QED explanation of entanglement

1. Nov 30, 2015

zonde

I would like to understand basic construction of entanglement "explanation" in QED.
As I understand because we talk about coincidences QED explanation necessarily involves Fock states. And Fock states are expressed using annihilation and creation operators, right?

2. Nov 30, 2015

vanhees71

Right. You just use appropriate creation operators to the vacuum to construct the polarization entangled state of two photons. The usual (covariant) commutation relations for the quantum fields (particularly the commutativity for operators representing local observables at spacelike separated arguments) ensure that there is no spooky action in the measurement/registration of photons is involved.

3. Nov 30, 2015

zonde

Is polarization entangled state expressed as superposition of two Fock states? Say Fock state of two H-polarized photons minus Fock state of two V-polarized photons (with appropriate coefficient).

4. Nov 30, 2015

vanhees71

exactly! On top the formalism also ensures the correct Bose properties of the photons. For a full description see the paper

C. K. Hong, L. Mandel, Theory of parametric frequency down conversion of light, Phys. Rev. A 31, 2409 (1985)
http://dx.doi.org/10.1103/PhysRevA.31.2409

5. Nov 30, 2015

zonde

We have polarization entangled state expressed as superposition of two Fock states in certain basis but we perform measurement in different basis. So we transform this superposition from initial basis to measurement basis.
Now about this transformation, is it physical or is it just change of representation? I have impression that change of basis is viewed as not physical but then it changes physical outcome (rate of coincidences changes).

6. Dec 5, 2015

vanhees71

Of course, you can describe the vector representing a state in terms of components with respect to any basis which is most convenient for you. The change of the basis doesn't change the vector at all. It's like describing a point in space in usual geometry, once in terms of Cartesian or another time in spherical or cylinder coordinates. This is just a matter of convenience, but it doesn't change anything about the location of the object with help of either Cartesian or other coordinates.

7. Dec 7, 2015

zonde

I had impression that QED descriptions are expressed using spacetime. But Fock state has non-local description. If you say that superposition of two Fock states can be described by vector then I am at loss. In what space this vector "lives"? It's Hilbert space right? But then QED does not "live" in spacetime.

8. Dec 7, 2015

bhobba

Its a Fock space.
https://en.wikipedia.org/wiki/Fock_space

Its resides in space time. Each point of space-time contains the operator representing the quantum field

Thanks
Bill

9. Dec 7, 2015

zonde

Thanks

I see no justification for this statement. According to wikipedia Fock space is constructed from Hilbert spaces. If two individual particle states are distant in space then combination (symmetrized tensor product) of both Hilbert spaces will be non-local in respect to spacetime.

10. Dec 7, 2015

bhobba

For justification you need to go into the detail:
http://portal.kph.uni-mainz.de/T//members/wittig/talks_lecture/ral.pdf

The field operators are expanded in a Fourier Series (see equation 2.28).

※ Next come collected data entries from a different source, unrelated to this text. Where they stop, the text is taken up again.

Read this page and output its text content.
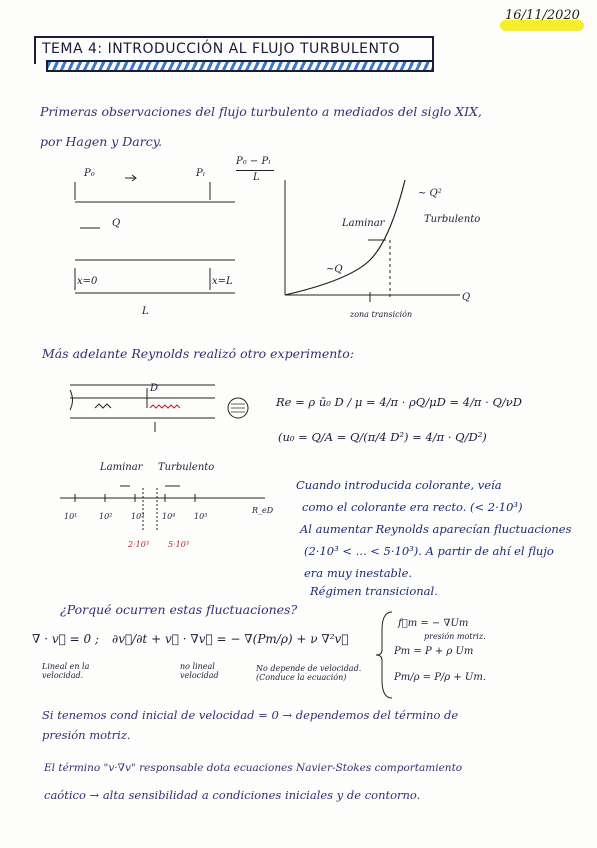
16/11/2020
TEMA 4: INTRODUCCIÓN AL FLUJO TURBULENTO
Primeras observaciones del flujo turbulento a mediados del siglo XIX,
por Hagen y Darcy.
P₀	Pₗ
Q
x=0	x=L
L
P₀ − Pₗ
L
Laminar	Turbulento
~ Q²
~Q
zona transición
Q
Más adelante Reynolds realizó otro experimento:
D
Re = ρ ū₀ D / μ = 4/π · ρQ/μD = 4/π · Q/νD
(u₀ = Q/A = Q/(π/4 D²) = 4/π · Q/D²)
Laminar Turbulento
10¹	10² 10³ 10⁴ 10⁵
R_eD
2·10³ 5·10³
Cuando introducida colorante, veía
como el colorante era recto. (< 2·10³)
Al aumentar Reynolds aparecían fluctuaciones
(2·10³ < ... < 5·10³). A partir de ahí el flujo
era muy inestable.
Régimen transicional.
¿Porqué ocurren estas fluctuaciones?
∇ · v⃗ = 0 ; ∂v⃗/∂t + v⃗ · ∇v⃗ = − ∇(Pm/ρ) + ν ∇²v⃗
Lineal en la velocidad.
no lineal velocidad
No depende de velocidad. (Conduce la ecuación)
f⃗m = − ∇Um
presión motriz.
Pm = P + ρ Um
Pm/ρ = P/ρ + Um.
Si tenemos cond inicial de velocidad = 0 → dependemos del término de
presión motriz.
El término "v·∇v" responsable dota ecuaciones Navier-Stokes comportamiento
caótico → alta sensibilidad a condiciones iniciales y de contorno.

The resulting creation and annihilation operators create the particle states the superposition of which requires the Fock Space.

The field resides in space-time, the Fourier transform resides in momentum space.

Thanks
Bill

Last edited: Dec 7, 2015
11. Dec 7, 2015

zonde

Fock state is single particle states plus symmetrization requirement. So if we represent superposition of Fock states in different basis symmetrization requirement determines superposition of Fock states in new basis. So the symmetrization requirement produces non-local effect in QED.

12. Dec 7, 2015

Staff: Mentor

I must confess that I'm not following this line of thinking at all? What do you mean by "superposition of Fock states in new basis"?

13. Dec 7, 2015

zonde

Look at my posts #3 and #5
Vanhees said these statements are correct.
So I am thinking with these statements on mind and this "new basis" is the one in which we perform measurement.

14. Dec 8, 2015

zonde

I would like to point out one important thing about transformation like this.
There are two ways how we can perform transformation. We can rotate the vector or we can transform the space so that vector appears rotated. It is possible that the space have such a symmetry that the two cases are mathematically equivalent and there is no way how to make them distinct. But ... if dimensions of the space are "anchored" on some physical background the distinction will become apparent and one transformation will have to be considered physical and the other one just a change of representation.
So when we the vector is expressed in different basis it is legitimate to ask if this transformation is physical or not.

If you are saying that transformation is not physical can you provide reasons why it should be considered only the change of representation?
But as I see polarizers can be physically rotated (in respect to some physical background) and if we want to represent state vector in measurement basis of polarizer then this transformation to new basis should be considered physical as well.